Sprache und Geräusche werden mittels Live-Hörcollagen, Klangperformances und Installationen in den Vordergrund geholt und haben Bedeutungsvermittlung sowie die Verschiebung von Deutungsgewohnheiten zum Anliegen.

Letzterer Aspekt spiegelt sich schon in der Namensgebung des Kunstraumes.
Schaut man sich auf der Lützner Straße um, so stößt man aller 20 Meter auf einen A&V, einen An- und Verkauf. „AundV“ lehnt sich natürlich an das Bild der Nachbarschaft, kann jedoch in diesem Zusammenhang auch Ampere und Volt oder audio und visuell bedeuten.
Schon der Name allein sorgt für Kontakt mit den Anwohnern und das Andocken an deren Deutungsgewohnheiten. Die häufige Nachfrage, ob und wann der neue An- und Verkauf seine Pforten öffnet, ist eine Reaktion auf technische Geräte bei einem Blick durch die Glasfront. Dass diese für Ausstellungen aufgebaut werden, ist hier zunehmend nicht mehr sonderbar, sondern schürt das Interesse für das, was da genau passiert.

Das Programm ist, wie oben schon genannt, sehr vielfältig. Ausstellungen der bildenden Kunst, etwa Skulptur, Grafik oder Fotografie finden ebenso ihr Publikum wie darstellende Kunst in Form von Konzerten, Lesungen oder Performances.
Als Schnittstelle beider Künste und als besonderes Anliegen der AundV Projekt- und Hörgalerie ist die Klangkunst zu nennen.
Das Zusammenspiel visueller und räumlicher Aspekte stellt den Klang ins Zentrum, wobei das Spektrum an erzeugten und wahrzunehmenden Tönen von akustischen und elektronischen
Apparaturen über Alltagsgeräusche bis hin zur Stille selbst führt.

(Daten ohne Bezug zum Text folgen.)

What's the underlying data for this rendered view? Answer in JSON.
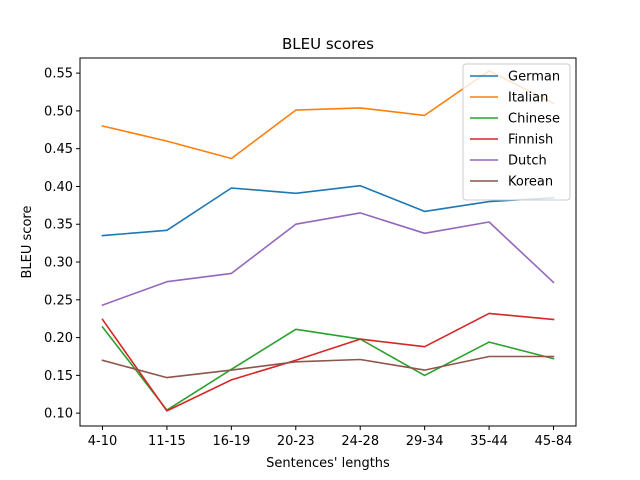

Ausgestellt wird sowohl von den Betreibern des Kunstraumes selbst, als auch von Gastkünstlern. Zum einen werden gezielt KünstlerInnen eingeladen, deren Arbeit im AundV einen passenden Rahmen findet, zum anderen wird aus vielzähligen Anfragen Kunstschaffender ausgewählt, die auf den Kunstraum aufmerksam geworden sind und die Konzeption einer Ausstellung vorlegen.
Kriterium für die Entscheidung diese oder jene Kunst zu zeigen ist nicht allein das bloße Gefallen, sondern auch das Berühren aktueller gesellschaftlicher Belange.
Durch die thematische Diversifikation findet der Betrachter in den Arbeiten Impulse aus der direkten Umgebung Lindenaus ebenso wie den Blick über den Tellerrand.

Ausstellungen finden regelmäßig statt, jedoch ohne ein monatelang im Voraus geplantes Programm.
Diese Beweglichkeit ist Struktur und ermöglicht den Betreibern ein stetes Eingehen auf neue Ideen und die Arbeit am Puls der Zeit.